As Wolfmaan takes the seat with his bare tattooed feet on the metal pedals, it becomes apparent how exposed you are in an antique war machine such as this. Looking out the passenger side there is nothing separating you from the road, and no seat belt to hold you in. “This isn't a modern day vehicle” Wolfmaan says. “You have to grab it by the reigns and keep control and drive at all times or like a bronco, it will buck you off.” Surely difficult to drive vehicles such as this would put an end to using mobile phones while driving.

Listening to the 4 cylinder engine and 3 speed transmission wind up, we speed off from his driveway onto a busy road you could feel the engine work hard to maintain 80km/h, which is wasn't designed to do.

The vehicle would take quite some time to get used to as by today's standards does not feel safe. You're exposed, not strapped in, and right on the scene if you get into an accident. Wolfmaan reminds me that it's just like riding a motorcycle with four wheels and carries the same dangers, but there is no requirement to wear a helmet.
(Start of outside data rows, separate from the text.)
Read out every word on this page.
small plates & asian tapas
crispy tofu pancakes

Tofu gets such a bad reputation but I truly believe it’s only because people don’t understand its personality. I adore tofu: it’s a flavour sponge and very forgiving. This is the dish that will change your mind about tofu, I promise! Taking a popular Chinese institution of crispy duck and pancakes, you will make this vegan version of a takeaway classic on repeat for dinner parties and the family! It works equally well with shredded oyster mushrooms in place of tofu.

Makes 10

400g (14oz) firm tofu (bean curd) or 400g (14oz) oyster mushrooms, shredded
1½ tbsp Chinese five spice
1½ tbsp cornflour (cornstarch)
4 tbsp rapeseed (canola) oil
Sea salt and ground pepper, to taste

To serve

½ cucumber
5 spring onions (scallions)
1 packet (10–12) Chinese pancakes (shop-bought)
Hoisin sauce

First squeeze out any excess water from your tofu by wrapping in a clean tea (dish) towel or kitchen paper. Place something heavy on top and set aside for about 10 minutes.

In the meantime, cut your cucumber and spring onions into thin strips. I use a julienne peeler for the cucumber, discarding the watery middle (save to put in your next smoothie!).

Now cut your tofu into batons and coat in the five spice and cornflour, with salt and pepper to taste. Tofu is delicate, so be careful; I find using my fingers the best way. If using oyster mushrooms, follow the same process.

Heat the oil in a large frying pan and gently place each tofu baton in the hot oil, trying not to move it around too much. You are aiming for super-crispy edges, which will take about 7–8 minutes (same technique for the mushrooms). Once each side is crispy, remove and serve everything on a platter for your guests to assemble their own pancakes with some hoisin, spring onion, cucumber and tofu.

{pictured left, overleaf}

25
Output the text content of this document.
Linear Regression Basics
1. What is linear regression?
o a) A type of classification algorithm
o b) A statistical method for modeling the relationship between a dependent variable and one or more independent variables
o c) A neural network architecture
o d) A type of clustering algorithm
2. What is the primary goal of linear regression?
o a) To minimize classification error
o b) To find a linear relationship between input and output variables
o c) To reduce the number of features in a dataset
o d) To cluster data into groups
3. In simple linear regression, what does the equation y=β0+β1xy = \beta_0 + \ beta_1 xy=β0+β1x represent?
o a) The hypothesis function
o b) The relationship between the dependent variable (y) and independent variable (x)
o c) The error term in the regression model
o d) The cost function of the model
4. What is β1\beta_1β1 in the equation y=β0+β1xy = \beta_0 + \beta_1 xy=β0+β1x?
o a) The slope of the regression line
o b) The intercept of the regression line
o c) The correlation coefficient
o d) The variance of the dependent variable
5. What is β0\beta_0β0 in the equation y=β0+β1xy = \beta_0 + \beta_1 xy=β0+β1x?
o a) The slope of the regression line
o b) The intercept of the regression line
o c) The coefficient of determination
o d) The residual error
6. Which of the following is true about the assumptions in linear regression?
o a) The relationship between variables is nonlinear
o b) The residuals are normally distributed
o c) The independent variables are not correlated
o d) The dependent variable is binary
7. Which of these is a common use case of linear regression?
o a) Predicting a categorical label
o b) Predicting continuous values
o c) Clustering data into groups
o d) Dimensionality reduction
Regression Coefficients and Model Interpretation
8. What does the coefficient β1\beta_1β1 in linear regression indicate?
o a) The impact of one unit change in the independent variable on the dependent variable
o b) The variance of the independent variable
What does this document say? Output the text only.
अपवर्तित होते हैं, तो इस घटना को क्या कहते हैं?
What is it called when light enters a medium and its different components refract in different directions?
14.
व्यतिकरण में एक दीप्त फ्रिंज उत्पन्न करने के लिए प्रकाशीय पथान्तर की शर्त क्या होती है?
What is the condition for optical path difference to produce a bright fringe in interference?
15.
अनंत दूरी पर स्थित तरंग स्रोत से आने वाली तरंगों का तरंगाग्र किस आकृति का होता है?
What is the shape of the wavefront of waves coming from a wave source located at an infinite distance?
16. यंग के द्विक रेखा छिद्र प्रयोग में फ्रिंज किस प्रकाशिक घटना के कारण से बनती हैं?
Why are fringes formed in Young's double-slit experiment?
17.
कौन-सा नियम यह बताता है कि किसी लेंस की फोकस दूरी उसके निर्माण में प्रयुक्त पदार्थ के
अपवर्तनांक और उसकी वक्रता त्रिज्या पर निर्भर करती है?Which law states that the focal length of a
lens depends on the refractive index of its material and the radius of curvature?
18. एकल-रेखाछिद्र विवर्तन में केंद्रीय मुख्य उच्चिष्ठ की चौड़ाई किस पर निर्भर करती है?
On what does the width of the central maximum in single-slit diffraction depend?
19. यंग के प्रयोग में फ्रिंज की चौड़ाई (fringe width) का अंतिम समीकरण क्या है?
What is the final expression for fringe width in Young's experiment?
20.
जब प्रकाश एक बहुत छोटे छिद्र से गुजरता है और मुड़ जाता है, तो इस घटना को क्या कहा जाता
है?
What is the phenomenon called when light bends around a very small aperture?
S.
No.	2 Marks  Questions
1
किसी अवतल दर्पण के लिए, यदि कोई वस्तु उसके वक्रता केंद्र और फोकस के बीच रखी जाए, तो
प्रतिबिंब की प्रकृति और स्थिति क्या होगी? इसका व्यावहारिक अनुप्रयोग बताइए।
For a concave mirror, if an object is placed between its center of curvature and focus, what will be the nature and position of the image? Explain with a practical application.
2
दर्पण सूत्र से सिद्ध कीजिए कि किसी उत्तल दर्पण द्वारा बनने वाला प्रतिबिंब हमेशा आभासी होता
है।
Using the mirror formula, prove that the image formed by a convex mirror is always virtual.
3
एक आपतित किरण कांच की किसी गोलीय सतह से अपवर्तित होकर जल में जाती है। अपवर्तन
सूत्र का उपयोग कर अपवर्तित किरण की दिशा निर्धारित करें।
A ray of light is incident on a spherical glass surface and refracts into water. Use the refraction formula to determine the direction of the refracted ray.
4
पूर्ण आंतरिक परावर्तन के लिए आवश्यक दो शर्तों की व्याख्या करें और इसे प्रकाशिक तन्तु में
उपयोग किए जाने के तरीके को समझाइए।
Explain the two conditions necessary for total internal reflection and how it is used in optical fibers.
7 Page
“The best part about driving an antique war vehicle like this are the people and stories” Wolfmaan says. He goes on to explain that he often meets veterans who remember learning to drive in these exact vehicles. Often veterans take the time to share stories of their experiences they've had in Jeeps during various wars.

“I was honoured to have two Korean War veterans ride in the back of my M606 during a Veterans Day parade in 2009” Wolfmaan said “It's so nice to keep history alive and remember those who died for the little freedom we have left”

As a Canadian Adventurer, Wolfmaan says this is his favourite vehicle to drive for short trips around his home town of Niagara-on-the-lake, as well as neighbouring cities running errands or just driving down backroads on weekends.

When asked if he ever takes the vehicle off road he quickly says “The vehicle was designed to take humans to the ends of the earth. I want to keep this one in mint condition and try never to take it off the road if I can help it”

It was an honour and pleasure to meet adventurer Wolfmaan and take a quick drive in his historic war machine. Sadly there are few people who take the time to preserve and operate these pieces of our past.